Conclusions: Women with high BMI appear to have an increased number of complications along with higher demand on resources. They are at high risk of pregnancy-induced hypertension, gestational diabetes and deep vein thrombosis (compared with the population mean). Interestingly, it is also a risk factor for neonatal admission to the special care baby unit. It is clear that measures to “watch the weight” and steps to promote weight loss with positive lifestyle changes before pregnancy would have potential benefits for both mother and baby.
PPO.52 SOCIAL RISKS: THE ADVERSE CHILDHOOD EXPERIENCES ON OFFER IN THE HOUSEHOLDS OF OUR PATIENTS
M. K. Whitworth.
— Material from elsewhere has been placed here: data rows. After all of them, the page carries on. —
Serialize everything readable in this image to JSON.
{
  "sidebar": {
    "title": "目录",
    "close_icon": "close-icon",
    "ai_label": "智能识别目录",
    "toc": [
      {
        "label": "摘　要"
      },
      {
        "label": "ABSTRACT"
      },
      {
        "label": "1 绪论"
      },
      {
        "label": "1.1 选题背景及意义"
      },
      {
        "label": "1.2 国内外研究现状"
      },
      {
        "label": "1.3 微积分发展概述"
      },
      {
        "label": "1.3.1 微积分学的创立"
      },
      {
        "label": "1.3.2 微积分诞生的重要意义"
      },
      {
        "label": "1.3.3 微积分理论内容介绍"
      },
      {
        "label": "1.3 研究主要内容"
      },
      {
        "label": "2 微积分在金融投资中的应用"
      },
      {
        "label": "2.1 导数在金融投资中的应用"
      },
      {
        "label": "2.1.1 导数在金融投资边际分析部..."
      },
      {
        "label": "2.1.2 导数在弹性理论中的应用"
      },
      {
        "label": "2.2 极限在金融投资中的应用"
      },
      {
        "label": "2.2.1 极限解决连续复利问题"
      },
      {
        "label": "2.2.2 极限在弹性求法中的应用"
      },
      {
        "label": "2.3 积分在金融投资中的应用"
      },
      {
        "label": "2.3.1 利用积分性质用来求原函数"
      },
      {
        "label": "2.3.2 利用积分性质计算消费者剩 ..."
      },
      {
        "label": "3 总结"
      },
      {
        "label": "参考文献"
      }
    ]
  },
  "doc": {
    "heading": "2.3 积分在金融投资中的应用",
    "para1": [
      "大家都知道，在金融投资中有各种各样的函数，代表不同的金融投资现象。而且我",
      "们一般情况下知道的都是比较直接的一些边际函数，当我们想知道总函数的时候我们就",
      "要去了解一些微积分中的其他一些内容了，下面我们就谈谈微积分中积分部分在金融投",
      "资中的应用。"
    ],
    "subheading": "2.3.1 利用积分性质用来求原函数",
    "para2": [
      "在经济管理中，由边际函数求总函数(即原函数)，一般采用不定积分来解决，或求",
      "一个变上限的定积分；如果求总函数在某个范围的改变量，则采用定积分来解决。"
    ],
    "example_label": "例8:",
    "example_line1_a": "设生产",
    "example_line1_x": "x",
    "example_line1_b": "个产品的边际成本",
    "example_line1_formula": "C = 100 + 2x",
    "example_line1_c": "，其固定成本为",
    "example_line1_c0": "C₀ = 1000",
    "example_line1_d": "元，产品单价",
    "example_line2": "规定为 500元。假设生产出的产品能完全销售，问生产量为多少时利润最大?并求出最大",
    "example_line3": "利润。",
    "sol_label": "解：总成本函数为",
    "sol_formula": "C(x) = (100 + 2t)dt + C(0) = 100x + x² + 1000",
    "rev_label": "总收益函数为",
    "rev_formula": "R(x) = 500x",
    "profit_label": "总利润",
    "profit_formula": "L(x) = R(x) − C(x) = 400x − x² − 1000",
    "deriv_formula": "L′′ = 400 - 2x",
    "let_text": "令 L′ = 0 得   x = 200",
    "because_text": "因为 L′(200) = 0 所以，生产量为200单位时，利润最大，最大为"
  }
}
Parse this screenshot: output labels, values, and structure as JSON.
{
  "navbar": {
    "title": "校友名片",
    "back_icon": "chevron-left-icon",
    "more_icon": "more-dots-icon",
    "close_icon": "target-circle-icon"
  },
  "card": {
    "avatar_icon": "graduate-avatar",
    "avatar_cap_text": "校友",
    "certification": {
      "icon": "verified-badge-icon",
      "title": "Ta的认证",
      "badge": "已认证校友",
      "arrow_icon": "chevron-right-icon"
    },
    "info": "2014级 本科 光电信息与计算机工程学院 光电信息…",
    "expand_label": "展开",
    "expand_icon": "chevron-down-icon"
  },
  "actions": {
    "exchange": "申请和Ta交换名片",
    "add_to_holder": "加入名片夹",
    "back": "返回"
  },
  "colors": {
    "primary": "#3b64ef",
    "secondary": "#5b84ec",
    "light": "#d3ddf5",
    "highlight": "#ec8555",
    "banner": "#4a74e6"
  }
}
University of Liverpool, Liverpool, UK
Health risk behaviours and disease in adulthood can be linked to exposure to childhood abuse/household dysfunction based on analysis of adverse childhood experiences (ACE). People who have four or more ACE have a four to 12-fold increased risk of substance abuse, depression or suicide attempt. Women with problems such as substance misuse and depression were overrepresented in the latest Confidential Enquiry. We looked at women referred to a midwife responsible for child protection (CPMW) to determine how many of these women were living in households that put their child at risk of an ACE.
100 women were selected at random from 321 referrals to the CPMW in 2006 and referral data were analyzed. Results are outlined in the table.
Although we were unable to comment upon the presence/absence of psychological abuse, 15% of women were living a household that was likely to put children at risk of three ACE, 8% in a household with a risk of four ACE and 5% a household with a risk of five ACE. In 40% of cases at risk of three or more ACE plans had been made for the neonate to enter foster care following discharge. This, the first study to look at the risk of ACE in the households of a pregnant population, highlights the need for careful assessment of “social” risks.